Paul s’éloigna de sa mère afin d’offrir une cible distincte et de disposer d’un champ suffisant pour une éventuelle action.
La tête encapuchonnée suivit son mouvement et le visage fut esquissé par le clair de lune. Jessica vit un nez acéré, un œil brillant (sombre, pourtant, si sombre, sans le moindre blanc), un sourcil lourd, une moustache relevée.
« Le jeune fauve est habile, dit l’homme. Il se peut, si vous fuyez les Harkonnens, que vous soyez les bienvenus parmi nous. Qu’en dis-tu, garçon ? »
Toutes les hypothèses possibles traversèrent l’esprit de Paul Un piège ? La vérité ? Il fallait se décider immédiatement.
« Pourquoi accueilleriez-vous des fugitifs ? » demanda-t-il.
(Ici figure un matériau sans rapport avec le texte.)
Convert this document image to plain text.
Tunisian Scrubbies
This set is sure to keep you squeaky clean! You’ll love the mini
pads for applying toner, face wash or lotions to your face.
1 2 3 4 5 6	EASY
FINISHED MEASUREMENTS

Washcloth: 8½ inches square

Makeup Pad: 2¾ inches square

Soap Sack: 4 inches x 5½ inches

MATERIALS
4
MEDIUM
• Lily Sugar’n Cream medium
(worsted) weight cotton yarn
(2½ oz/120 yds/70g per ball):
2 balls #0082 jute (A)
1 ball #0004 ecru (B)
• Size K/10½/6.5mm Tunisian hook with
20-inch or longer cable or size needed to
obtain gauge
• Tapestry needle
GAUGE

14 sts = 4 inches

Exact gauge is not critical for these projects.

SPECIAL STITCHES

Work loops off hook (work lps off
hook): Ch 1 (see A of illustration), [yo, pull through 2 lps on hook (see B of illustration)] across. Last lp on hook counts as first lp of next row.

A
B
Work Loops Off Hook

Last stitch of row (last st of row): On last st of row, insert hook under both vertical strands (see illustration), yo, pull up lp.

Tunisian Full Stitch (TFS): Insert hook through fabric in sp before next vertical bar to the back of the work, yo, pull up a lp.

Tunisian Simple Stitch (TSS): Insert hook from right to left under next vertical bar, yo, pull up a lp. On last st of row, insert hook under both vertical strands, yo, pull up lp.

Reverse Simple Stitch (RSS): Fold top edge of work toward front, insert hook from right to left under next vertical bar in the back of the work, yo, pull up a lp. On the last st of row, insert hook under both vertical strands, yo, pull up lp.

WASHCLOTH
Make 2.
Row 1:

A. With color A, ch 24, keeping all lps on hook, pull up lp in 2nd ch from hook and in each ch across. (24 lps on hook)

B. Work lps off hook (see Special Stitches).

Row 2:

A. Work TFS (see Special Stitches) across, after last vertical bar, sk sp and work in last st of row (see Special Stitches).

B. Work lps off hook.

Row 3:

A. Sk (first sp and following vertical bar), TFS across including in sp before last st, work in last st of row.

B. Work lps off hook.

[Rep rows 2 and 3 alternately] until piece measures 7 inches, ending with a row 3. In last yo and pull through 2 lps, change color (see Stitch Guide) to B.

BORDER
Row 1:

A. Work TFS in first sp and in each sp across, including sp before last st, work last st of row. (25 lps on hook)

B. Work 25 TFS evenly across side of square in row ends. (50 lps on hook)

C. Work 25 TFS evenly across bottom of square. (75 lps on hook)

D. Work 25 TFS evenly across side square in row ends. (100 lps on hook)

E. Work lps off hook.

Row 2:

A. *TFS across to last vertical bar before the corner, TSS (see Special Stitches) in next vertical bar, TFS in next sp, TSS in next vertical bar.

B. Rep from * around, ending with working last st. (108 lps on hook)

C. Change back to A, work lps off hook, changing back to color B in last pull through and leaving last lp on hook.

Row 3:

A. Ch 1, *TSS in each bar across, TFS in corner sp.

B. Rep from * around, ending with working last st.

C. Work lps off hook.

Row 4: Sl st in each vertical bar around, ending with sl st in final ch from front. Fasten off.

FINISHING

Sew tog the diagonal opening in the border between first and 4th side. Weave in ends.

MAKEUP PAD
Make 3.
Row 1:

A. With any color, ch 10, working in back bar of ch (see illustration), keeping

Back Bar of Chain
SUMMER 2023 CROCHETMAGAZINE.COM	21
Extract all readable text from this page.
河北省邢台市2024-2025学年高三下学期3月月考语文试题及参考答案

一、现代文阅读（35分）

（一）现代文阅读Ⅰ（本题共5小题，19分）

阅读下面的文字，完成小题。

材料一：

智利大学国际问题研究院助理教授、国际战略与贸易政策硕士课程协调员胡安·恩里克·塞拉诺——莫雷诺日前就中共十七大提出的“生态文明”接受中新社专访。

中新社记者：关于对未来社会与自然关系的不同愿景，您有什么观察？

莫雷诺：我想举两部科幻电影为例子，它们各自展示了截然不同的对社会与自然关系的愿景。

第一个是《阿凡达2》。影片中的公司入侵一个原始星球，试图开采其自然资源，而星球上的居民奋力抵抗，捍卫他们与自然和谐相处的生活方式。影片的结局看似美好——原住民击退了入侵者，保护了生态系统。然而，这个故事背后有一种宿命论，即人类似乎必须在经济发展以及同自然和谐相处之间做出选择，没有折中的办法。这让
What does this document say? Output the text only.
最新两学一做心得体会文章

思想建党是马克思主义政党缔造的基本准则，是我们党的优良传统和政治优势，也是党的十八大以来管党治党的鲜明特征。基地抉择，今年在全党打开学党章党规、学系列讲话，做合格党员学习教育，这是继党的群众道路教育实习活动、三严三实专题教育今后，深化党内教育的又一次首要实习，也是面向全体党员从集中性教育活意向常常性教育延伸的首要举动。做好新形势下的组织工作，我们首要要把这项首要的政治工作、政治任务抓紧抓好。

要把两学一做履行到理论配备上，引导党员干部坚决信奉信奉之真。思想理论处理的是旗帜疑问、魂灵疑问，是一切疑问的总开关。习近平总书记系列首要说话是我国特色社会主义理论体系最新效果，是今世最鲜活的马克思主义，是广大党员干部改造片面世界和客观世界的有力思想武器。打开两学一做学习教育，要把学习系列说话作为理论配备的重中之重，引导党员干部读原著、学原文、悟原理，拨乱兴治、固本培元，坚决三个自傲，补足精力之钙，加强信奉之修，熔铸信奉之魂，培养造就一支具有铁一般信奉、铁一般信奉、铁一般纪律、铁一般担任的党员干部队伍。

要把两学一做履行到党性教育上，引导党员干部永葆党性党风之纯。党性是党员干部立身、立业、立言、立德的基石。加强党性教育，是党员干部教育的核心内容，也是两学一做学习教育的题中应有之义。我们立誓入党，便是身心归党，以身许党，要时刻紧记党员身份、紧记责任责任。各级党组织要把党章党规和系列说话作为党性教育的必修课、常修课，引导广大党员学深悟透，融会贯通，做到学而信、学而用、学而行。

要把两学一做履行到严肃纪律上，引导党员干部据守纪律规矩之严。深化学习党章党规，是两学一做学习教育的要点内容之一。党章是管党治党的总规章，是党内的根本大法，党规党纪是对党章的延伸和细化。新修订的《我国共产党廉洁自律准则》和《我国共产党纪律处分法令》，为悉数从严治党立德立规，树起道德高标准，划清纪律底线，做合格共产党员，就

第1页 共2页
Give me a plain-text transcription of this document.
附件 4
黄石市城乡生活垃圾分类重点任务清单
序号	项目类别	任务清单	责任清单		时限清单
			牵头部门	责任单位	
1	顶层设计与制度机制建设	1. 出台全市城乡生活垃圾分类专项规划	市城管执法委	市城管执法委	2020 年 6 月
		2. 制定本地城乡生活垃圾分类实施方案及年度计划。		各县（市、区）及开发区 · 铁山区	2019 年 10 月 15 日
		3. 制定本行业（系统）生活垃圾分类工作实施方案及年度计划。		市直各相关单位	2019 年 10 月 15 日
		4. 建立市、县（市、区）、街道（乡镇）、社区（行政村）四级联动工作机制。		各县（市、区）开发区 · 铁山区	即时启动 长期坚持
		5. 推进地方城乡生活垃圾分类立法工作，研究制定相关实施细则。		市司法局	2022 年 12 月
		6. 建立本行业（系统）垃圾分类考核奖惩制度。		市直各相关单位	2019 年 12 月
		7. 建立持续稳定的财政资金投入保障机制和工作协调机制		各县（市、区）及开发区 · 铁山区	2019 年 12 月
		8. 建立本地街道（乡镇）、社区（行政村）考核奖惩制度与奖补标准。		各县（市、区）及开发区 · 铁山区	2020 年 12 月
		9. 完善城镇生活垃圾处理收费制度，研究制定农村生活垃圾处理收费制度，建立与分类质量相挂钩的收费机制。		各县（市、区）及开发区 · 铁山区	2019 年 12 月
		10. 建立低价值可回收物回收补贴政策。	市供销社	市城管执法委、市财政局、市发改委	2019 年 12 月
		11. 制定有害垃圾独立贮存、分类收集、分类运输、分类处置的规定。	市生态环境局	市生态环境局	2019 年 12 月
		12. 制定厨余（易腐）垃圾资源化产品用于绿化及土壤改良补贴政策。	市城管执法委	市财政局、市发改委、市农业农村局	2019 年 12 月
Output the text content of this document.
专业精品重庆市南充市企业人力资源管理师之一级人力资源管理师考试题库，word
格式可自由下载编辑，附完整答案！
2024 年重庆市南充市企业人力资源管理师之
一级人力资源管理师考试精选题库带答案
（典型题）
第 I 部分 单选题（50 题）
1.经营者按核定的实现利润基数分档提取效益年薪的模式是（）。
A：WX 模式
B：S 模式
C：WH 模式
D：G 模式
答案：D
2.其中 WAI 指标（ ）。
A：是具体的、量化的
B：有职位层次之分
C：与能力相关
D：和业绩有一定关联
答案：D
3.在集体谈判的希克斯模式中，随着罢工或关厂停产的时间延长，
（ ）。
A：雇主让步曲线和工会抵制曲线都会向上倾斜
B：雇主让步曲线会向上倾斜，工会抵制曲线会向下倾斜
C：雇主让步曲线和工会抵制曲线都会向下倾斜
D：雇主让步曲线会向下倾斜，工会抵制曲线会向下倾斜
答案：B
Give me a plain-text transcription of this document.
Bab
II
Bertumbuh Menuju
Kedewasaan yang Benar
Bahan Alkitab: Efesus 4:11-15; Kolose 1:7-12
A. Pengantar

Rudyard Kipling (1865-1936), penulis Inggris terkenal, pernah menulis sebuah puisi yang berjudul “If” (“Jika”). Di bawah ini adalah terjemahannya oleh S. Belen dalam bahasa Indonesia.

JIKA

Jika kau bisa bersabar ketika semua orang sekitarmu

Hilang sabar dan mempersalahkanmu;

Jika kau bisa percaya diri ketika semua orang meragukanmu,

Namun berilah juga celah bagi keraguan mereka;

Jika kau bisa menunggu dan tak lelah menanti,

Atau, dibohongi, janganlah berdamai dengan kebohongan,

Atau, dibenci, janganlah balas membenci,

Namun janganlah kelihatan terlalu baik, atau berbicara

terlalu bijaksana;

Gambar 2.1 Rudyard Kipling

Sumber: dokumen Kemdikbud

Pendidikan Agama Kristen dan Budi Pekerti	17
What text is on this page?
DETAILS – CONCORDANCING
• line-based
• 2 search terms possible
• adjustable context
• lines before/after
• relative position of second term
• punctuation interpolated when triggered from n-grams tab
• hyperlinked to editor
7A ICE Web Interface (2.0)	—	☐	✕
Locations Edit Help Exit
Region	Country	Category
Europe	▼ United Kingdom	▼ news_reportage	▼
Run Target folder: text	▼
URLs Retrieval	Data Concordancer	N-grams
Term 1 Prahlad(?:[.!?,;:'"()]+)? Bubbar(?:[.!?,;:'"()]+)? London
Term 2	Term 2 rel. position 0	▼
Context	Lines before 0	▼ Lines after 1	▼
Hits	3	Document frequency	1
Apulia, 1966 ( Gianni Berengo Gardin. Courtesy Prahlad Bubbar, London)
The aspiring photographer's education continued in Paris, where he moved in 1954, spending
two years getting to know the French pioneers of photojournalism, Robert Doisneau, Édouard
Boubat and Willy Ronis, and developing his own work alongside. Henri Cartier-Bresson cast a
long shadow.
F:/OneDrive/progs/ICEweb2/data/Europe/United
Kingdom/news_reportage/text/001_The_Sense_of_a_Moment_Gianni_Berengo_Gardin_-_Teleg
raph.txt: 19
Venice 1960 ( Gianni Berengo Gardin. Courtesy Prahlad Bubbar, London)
« Un enfant qui parle et pense comme un homme. Eh bien, pour répondre à ta question, jeune wali, je suis celui qui ne paie pas le fai, le tribut d’eau aux Harkonnens. Pour cela, ceux qui les fuient peuvent être bienvenus. »
Il sait qui nous sommes, pensa Paul. Il le cache. Je le sens dans sa voix.
« Je suis Stilgar, le Fremen, reprit l’homme. Cela te délie-t-il la langue, garçon ? »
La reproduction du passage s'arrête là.